A large share of these costs can be pushed on to the companies and VTBC estimates they will add some RUB7.4 trillion ($54bn) in annual additional payments for the goods and services. All this together will probably send prices up by about 12%.  

“Our study shows that full decarbonisation would require a significant step-up in investment across the sectors (except for oil & gas). For some sectors, such as power, transport and chemicals, this step-up might translate into a two-three-fold increase in investments. However, we note that the existing CO2 reduction targets are milder and can generally be dealt with as part of Russian corporates’ announced investment programmes (except for the power sector),” says VTBC.  

All this spending will also be a heavy burden on Russia’s investment case, as it will eat into free cash flows that are currently being paid out to dividends to shareholders; Russia currently has the highest dividend payout yields in the world – about twice those of the MSCI EM benchmark average.  

As much of the capital expenditure will actually borne by companies and not the government, the amount of money they will have invest will also eat into their profits. VTBC estimates that in most sectors the current capex spending in most companies’ business plans is insufficient to cover the necessary investments to reduce emissions by the required amount. The extremes are in oil & gas, where the companies have plenty of money and the investments are relatively cheap, and the power sector, where the investments are huge and could wipe out the sector’s entire profits.  

 

Government’s targets  

The government, of course, will also play an important role and has targeted boosting Russia’s renewable energy capacity and expanding its already extensive nuclear power production.

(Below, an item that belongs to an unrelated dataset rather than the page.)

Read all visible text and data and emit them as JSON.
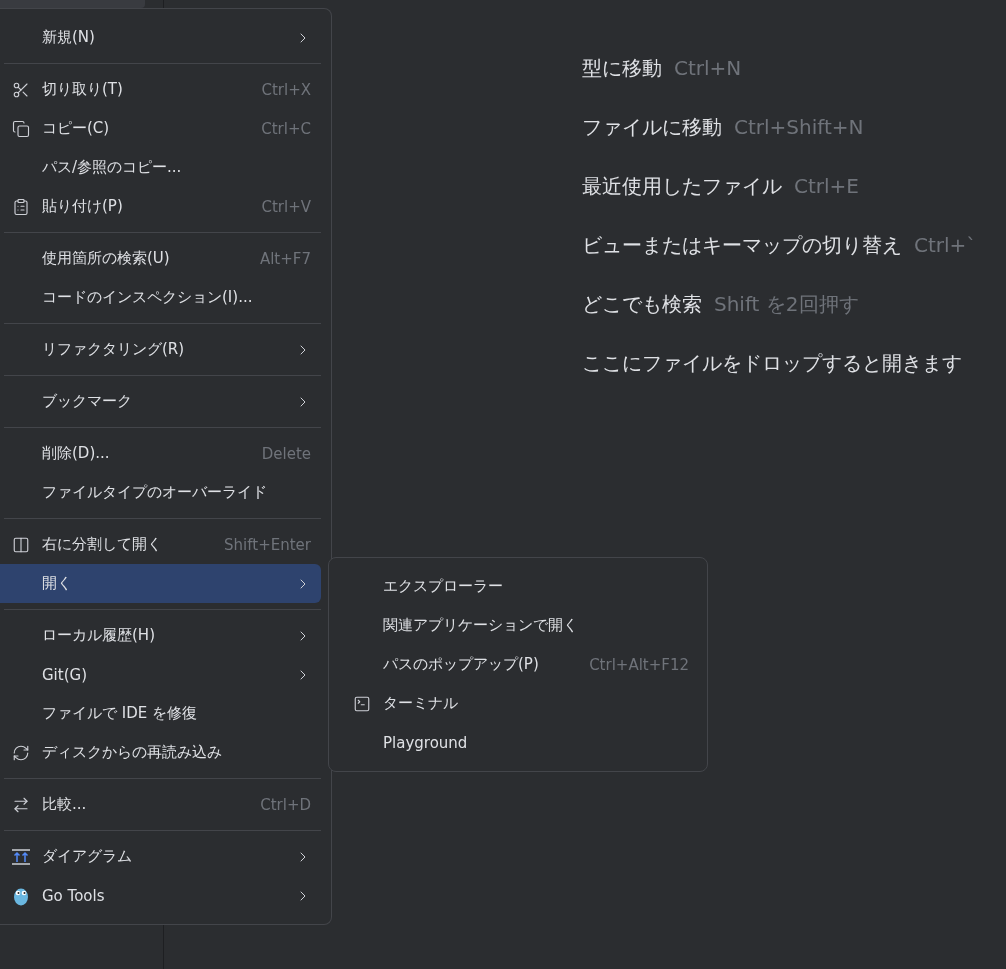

Despite the legacy of Chernobyl, Russia’s nuclear technology is now considered to be world class and Russian nuclear exports are booming as a result.  

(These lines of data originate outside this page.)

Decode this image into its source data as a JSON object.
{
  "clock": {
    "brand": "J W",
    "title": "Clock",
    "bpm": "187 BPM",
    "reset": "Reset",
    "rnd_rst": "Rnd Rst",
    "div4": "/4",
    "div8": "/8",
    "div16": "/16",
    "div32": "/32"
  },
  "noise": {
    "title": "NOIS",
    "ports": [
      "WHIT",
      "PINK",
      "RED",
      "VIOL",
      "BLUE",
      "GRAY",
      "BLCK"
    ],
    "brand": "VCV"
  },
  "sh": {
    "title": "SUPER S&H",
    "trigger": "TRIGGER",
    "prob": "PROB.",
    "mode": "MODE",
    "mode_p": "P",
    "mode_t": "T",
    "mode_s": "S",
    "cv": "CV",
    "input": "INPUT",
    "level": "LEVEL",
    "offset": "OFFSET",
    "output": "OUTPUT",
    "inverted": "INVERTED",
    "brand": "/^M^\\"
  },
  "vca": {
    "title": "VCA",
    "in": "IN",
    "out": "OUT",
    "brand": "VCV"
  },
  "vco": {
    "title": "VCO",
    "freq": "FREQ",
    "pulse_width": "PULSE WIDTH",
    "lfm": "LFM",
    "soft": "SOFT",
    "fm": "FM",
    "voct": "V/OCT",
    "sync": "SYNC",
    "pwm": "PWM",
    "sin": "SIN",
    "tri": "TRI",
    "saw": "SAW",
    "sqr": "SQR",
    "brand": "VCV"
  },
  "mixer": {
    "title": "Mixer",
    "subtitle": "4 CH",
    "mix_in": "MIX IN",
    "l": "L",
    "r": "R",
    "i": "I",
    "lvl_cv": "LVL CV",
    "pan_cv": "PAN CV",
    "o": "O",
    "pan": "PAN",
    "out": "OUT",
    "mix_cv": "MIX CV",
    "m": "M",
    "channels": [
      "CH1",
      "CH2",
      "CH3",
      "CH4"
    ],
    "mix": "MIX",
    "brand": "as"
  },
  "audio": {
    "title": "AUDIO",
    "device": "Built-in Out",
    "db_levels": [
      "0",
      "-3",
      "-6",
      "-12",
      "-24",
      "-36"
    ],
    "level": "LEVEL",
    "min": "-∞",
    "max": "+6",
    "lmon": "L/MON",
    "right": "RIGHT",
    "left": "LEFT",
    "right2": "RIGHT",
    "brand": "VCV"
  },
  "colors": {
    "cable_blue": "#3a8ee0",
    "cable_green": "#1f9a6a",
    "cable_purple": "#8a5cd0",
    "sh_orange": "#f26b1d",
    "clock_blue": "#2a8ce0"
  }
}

The government also plans to significantly step up forestry projects and launch wide-scale carbon capturing, predominantly by oil & gas companies. Further down the line more of Russia’s hydrocarbon reserves will be re-tasked from a fuel for export to become the feedstock for a hydrogen production business. Although decarbonisation measures are planned in other sectors as well, the lion’s share of the activities will be concentrated on measures to keep Russia’s CO2 abatement curve relatively low.

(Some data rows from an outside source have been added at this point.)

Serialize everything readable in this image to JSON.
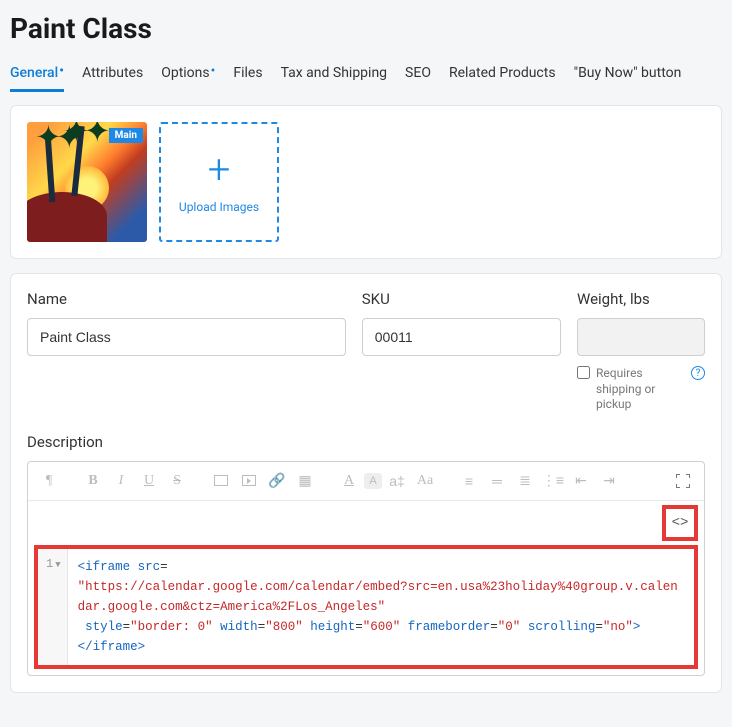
{
  "page_title": "Paint Class",
  "tabs": {
    "general": "General",
    "attributes": "Attributes",
    "options": "Options",
    "files": "Files",
    "tax": "Tax and Shipping",
    "seo": "SEO",
    "related": "Related Products",
    "buynow": "\"Buy Now\" button"
  },
  "images": {
    "main_badge": "Main",
    "upload_label": "Upload Images"
  },
  "fields": {
    "name_label": "Name",
    "name_value": "Paint Class",
    "sku_label": "SKU",
    "sku_value": "00011",
    "weight_label": "Weight, lbs",
    "weight_value": "",
    "requires_shipping_label": "Requires shipping or pickup"
  },
  "description": {
    "label": "Description",
    "gutter_line": "1",
    "code_parts": {
      "open_tag": "<iframe",
      "src_attr": " src",
      "eq": "=",
      "url": "\"https://calendar.google.com/calendar/embed?src=en.usa%23holiday%40group.v.calendar.google.com&ctz=America%2FLos_Angeles\"",
      "style_attr": " style",
      "style_val": "\"border: 0\"",
      "width_attr": " width",
      "width_val": "\"800\"",
      "height_attr": " height",
      "height_val": "\"600\"",
      "fb_attr": " frameborder",
      "fb_val": "\"0\"",
      "scroll_attr": " scrolling",
      "scroll_val": "\"no\"",
      "close": ">",
      "end_tag": "</iframe>"
    }
  }
}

“MinEconomy’s intensive decarbonisation strategy scenario envisages using the best and most efficient technologies, with measures to introduce, replicate and expand low and carbon-free technologies, encourage the use of secondary energy resources, change the tax, customs and budgetary policies, and develop green finance,” the VTBC analysts said.  

“There are also measures to preserve and increase the absorptive capacity of forests and other ecosystems, and support technologies for capturing and utilising greenhouse gases [GHGs]. The strategy requires GHG emissions to be reported, rather than the requirement of the potential carbon pricing and trading quotas (the preliminary version envisaged it coming into operation after 2030, at RUB500-700/tCO2e),” VTBC concluded.  

MinEconomy estimates that by 2050, this would make it possible to cut emissions 60% from the 2019 level and 80% from the 1990 level. The total investment for decarbonisation is estimated at 1% of GDP in 2022-30 and 1.5-2.0% in 2031-50. The additional growth in GDP due to this investment is expected to exceed the spent funds by 25%.